When studying Spanish grammar, go back and relearn your English grammar first.  Get back in touch with those dismal rules you learned in the 3rd grade.  These are easy to learn on your own because most of you already speak and write well in your own language; it’s a matter of placing the names with the faces.  Furthermore, the logic of Spanish grammar is very similar to that of English.  If you have one or several grammar books you hardly need a teacher to learn most grammar concepts.  Practice it a bit, put it to work in your own time, and you’ll save a lot of wasted time and money taking classes.
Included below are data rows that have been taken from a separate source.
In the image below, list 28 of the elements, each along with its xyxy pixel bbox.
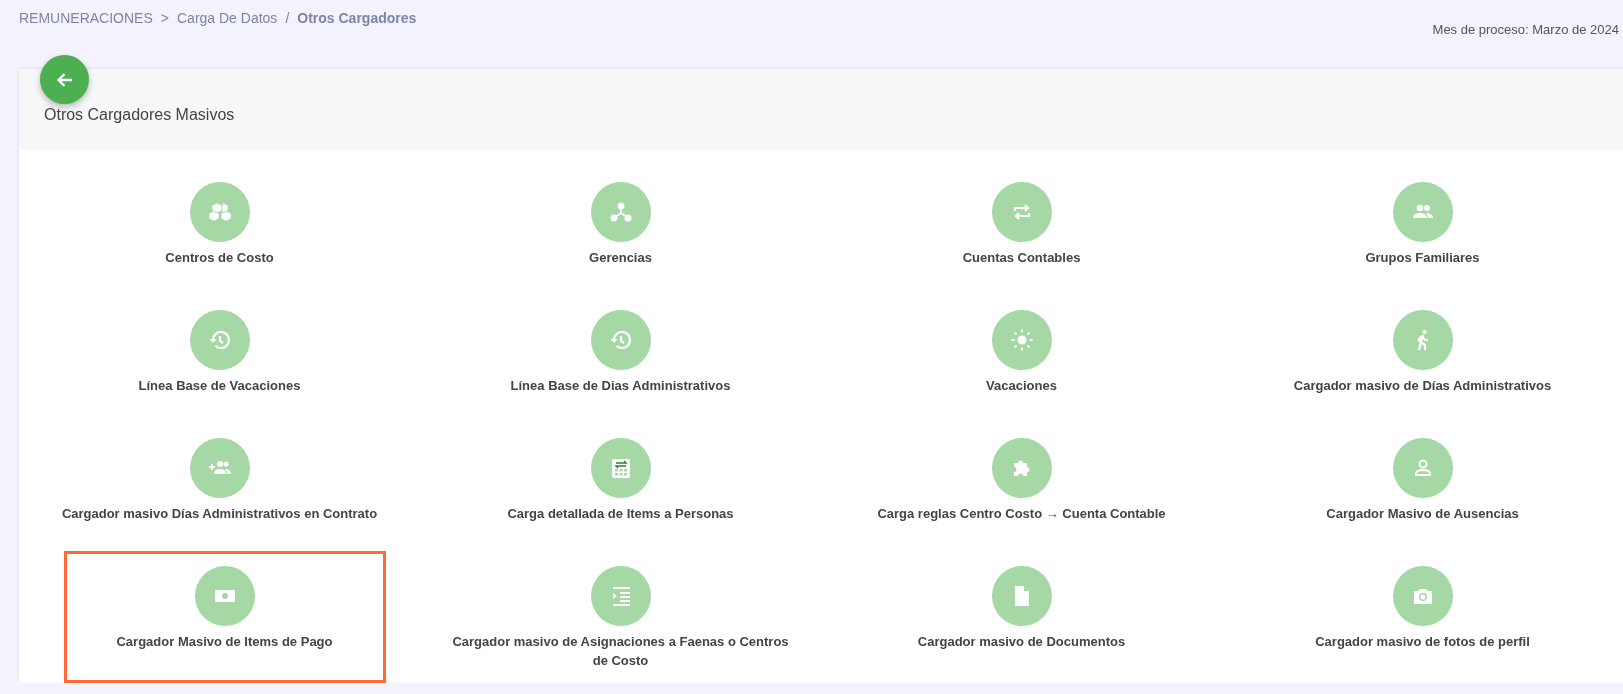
loader-label: Vacaciones	[986, 377, 1057, 395]
loader-label: Línea Base de Dias Administrativos	[510, 377, 731, 395]
boxes-icon	[207, 200, 232, 224]
loader-label: Centros de Costo	[165, 249, 274, 267]
breadcrumb-link[interactable]: REMUNERACIONES	[19, 10, 153, 26]
loader-label: Carga detallada de Items a Personas	[507, 505, 734, 523]
loader-label: Cargador masivo de Días Administrativos	[1293, 377, 1552, 395]
loader-label: Carga reglas Centro Costo → Cuenta Contable	[877, 505, 1166, 523]
loader-label: Cargador masivo de fotos de perfil	[1315, 633, 1530, 651]
process-month: Mes de proceso: Marzo de 2024	[1432, 22, 1620, 39]
loader-label: Grupos Familiares	[1365, 249, 1480, 267]
loader-label: Cargador Masivo de Items de Pago	[116, 633, 333, 651]
loader-label: Cargador masivo Días Administrativos en Contrato	[61, 505, 378, 523]
branch-icon	[608, 200, 633, 224]
breadcrumb-link[interactable]: Carga De Datos	[177, 10, 278, 26]
loader-label: Cargador masivo de Documentos	[917, 633, 1126, 651]
back-arrow-icon	[55, 70, 74, 89]
history-icon	[207, 328, 232, 352]
card-title: Otros Cargadores Masivos	[44, 106, 235, 123]
sun-icon	[1009, 328, 1034, 352]
breadcrumb-separator: >	[160, 10, 169, 26]
loader-label: Línea Base de Vacaciones	[138, 377, 301, 395]
loader-label: Cargador masivo de Asignaciones a Faenas o Centros de Costo	[451, 633, 790, 670]
history-icon	[608, 328, 633, 352]
loader-label: Gerencias	[589, 249, 652, 267]
loader-label: Cuentas Contables	[962, 249, 1081, 267]
loader-label: Cargador Masivo de Ausencias	[1326, 505, 1519, 523]
breadcrumb-separator: /	[285, 10, 290, 26]
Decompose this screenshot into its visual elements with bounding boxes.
Never allow yourself to feel intimidated.  First, as already mentioned, if 600,000,000 other people can speak it, you can too.  People tend to feel embarrassed about not looking smart enough to articulate simple things, or in business not appearing professional.  I would tell the gringo or the Canadian the same that I tell the Mexicans down here when embarrassed about their English –  “If an American comes down here, expecting to find people to communicate with him in his own language, only to scoff at or become impatient with your English when you try to oblige, hold your head up, stand firm, and never forget that your talking to someone who’s come to your country, and hasn’t lifted a finger to learn your language… you’ve got not one damn thing to be ashamed of.”
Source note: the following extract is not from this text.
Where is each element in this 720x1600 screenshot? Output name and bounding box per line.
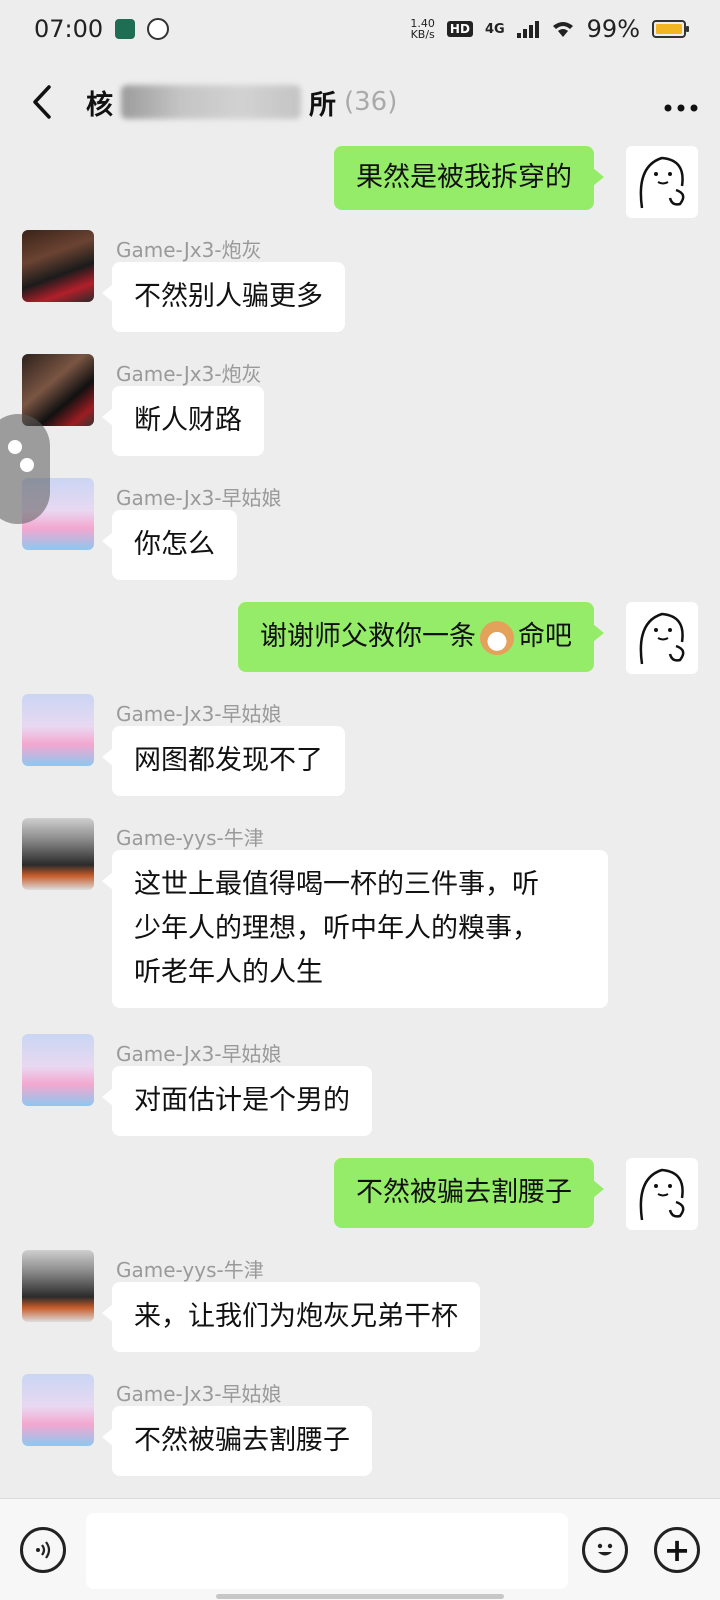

Never convince yourself you’re too old… unless by your age you still haven’t mastered simple problem solving skills or household appliances.  Seeing some kid that’s only eight years old already speaking three or four languages tends to make us feel kind of retarded and disabled in comparison.  People like to point out that a young child’s neurons are much more flexible and agile than those of adults, and that’s how they learn so quickly.  True enough.  But they don’t have the capability from life experience to quickly process the information like adults do.  The adult can get out a grammar book  for example (in his or her own language), and thoroughly comprehend in two days what a child still hasn’t been able to fully grasp by the age of ten.   
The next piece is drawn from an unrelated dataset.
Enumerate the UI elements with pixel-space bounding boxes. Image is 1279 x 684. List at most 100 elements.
If you come to Mexico, make Mexican friends… that don’t speak English.  Even if you’re still back in the states, find latino immigrants from wherever, and develop some sort of context upon which to hang out with them as frequently as possible.  There’s no need to go extreme and make that your #1 criteria for friendship, but you won’t learn a damn thing hangin’ out with the so called expats and watchin’ TNN all day.  Osmosis doesn’t happen.

Read, write, and talk with people in Spanish… If there’s no one around, talk to yourself.  Don’t read something simply because it’s in Spanish.  Find a topic that truly interests you, read someone else’s opinion on it, and decide if you agree.  Write down your own opinion about the issue.  Take what you wrote to a teacher who can explain your errors.. It’ll be one of the most valuable classes you ever take, because they’re your words and they’re words you want to tell people… and you want them to understand you.  There’s a hell of a lot more motivation in that than in sitting with 20 other students in a classroom repeating vowel sounds, time slipping away and dollars evaporating.

Listen to the pronunciation, stress, intonation and rhythm of others, imitate them, and listen to yourself.. then the others again… then yourself again..  In communication, pronunciation and fluency isn’t as important as getting the point across, but there comes a time when the exaggerated foreigner accent needs to significantly improve.  Few people are able to continue this way forever without eventually wearing out their cute lovable greengow image.  In fact, from the very first words you learn, make it a habit to consider how silly your foreigner greengow accent sounds, and do what you can to get rid of it. 

Everyone is different, each with his or her own circumstances.  Perhaps the advice above is not for everyone.  I’ve found these points however to be quite valuable in my own struggles to learn a new language.  Best of luck to you in your personal pursuits.